México no Brics: como tarifas de Trump impulsionam nova expansão do bloco

A aproximação do México com o Brasil e uma possível inserção no Brics surgem como caminhos para diversificar parcerias e reduzir vulnerabilidades diante do protecionismo estadunidense
Mario Campa
Nodal
Cidade do México

Tradução:

Ana Corbisier

Não há dúvida de que a geopolítica vive dias difíceis. E por trás do traçado do novo mapa-múndi de alianças está o mandachuva da Casa Branca. O momento ultranacionalista do hegêmona fecha portas e abre janelas de oportunidade para novos polos de poder. A América Latina está obrigada à articulação para ganhar margem de negociação diante das agressões assimétricas que hoje são norma nas relações internacionais.

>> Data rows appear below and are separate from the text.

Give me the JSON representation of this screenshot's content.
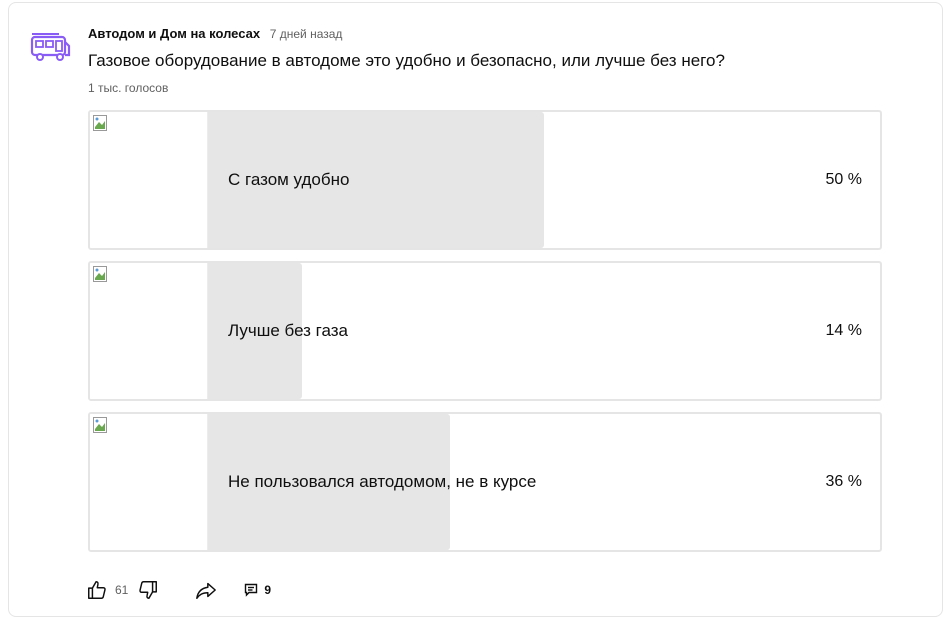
{
  "post": {
    "channel_name": "Автодом и Дом на колесах",
    "time": "7 дней назад",
    "avatar_icon": "camper-van-icon",
    "accent_color": "#8a5cf6"
  },
  "poll": {
    "question": "Газовое оборудование в автодоме это удобно и безопасно, или лучше без него?",
    "votes": "1 тыс. голосов",
    "options": [
      {
        "label": "С газом удобно",
        "percent_text": "50 %",
        "percent": 50
      },
      {
        "label": "Лучше без газа",
        "percent_text": "14 %",
        "percent": 14
      },
      {
        "label": "Не пользовался автодомом, не в курсе",
        "percent_text": "36 %",
        "percent": 36
      }
    ]
  },
  "actions": {
    "likes": "61",
    "comments": "9",
    "icons": [
      "thumb-up-icon",
      "thumb-down-icon",
      "share-icon",
      "comment-icon"
    ]
  }
}
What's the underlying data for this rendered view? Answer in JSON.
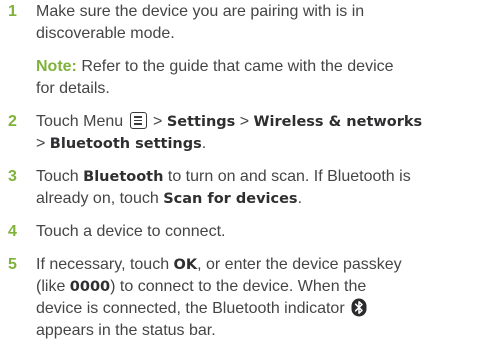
{
  "theme": {
    "accent": "#7fb23b",
    "text": "#454547"
  },
  "steps": [
    {
      "number": "1",
      "line1": "Make sure the device you are pairing with is in",
      "line2": "discoverable mode.",
      "note_label": "Note:",
      "note_line1_rest": " Refer to the guide that came with the device",
      "note_line2": "for details."
    },
    {
      "number": "2",
      "pre": "Touch Menu ",
      "menu_icon": "menu-icon",
      "sep1": " > ",
      "settings": "Settings",
      "sep2": " > ",
      "wireless": "Wireless & networks",
      "sep3": "> ",
      "bt_settings": "Bluetooth settings",
      "post": "."
    },
    {
      "number": "3",
      "pre": "Touch ",
      "bluetooth": "Bluetooth",
      "mid": " to turn on and scan. If Bluetooth is",
      "line2_pre": "already on, touch ",
      "scan": "Scan for devices",
      "post": "."
    },
    {
      "number": "4",
      "text": "Touch a device to connect."
    },
    {
      "number": "5",
      "pre": "If necessary, touch ",
      "ok": "OK",
      "mid": ", or enter the device passkey",
      "line2_pre": "(like ",
      "passkey": "0000",
      "line2_post": ") to connect to the device. When the",
      "line3_pre": "device is connected, the Bluetooth indicator ",
      "bt_icon": "bluetooth-icon",
      "line4": "appears in the status bar."
    }
  ]
}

Uma das reconfigurações mais notáveis em décadas é a escalada das potências emergentes. Planos audaciosos como o incremento do comércio Sul-Sul ou mesmo a criação de uma moeda desafiadora são hoje algo mais que um sonho distante. Washington sabe disso. Nos últimos meses, Trump ameaçou os Brics com tarifas de 100% caso criem uma moeda para rivalizar com o dólar. “Os Brics estão mortos”, declarou Trump como um aviso, acompanhado de 20 pontos percentuais adicionais em tarifas contra a China e de acusações e ameaças contra a África do Sul.

Os Brics são uma associação econômico-comercial de países emergentes criada em 2010 que, em sua origem, reunia Brasil, Rússia, Índia, China e África do Sul. Em 2024, outros cinco Estados foram aceitos como membros plenos: Egito, Emirados Árabes Unidos, Etiópia, Irã e Indonésia. Nos últimos meses, o grupo incorporou treze membros associados, entre eles Turquia, Tailândia e Vietnã, além de Cuba e Bolívia, na América Latina. Em sua diversidade e desalinhamento reside sua força, mas também sua fraqueza.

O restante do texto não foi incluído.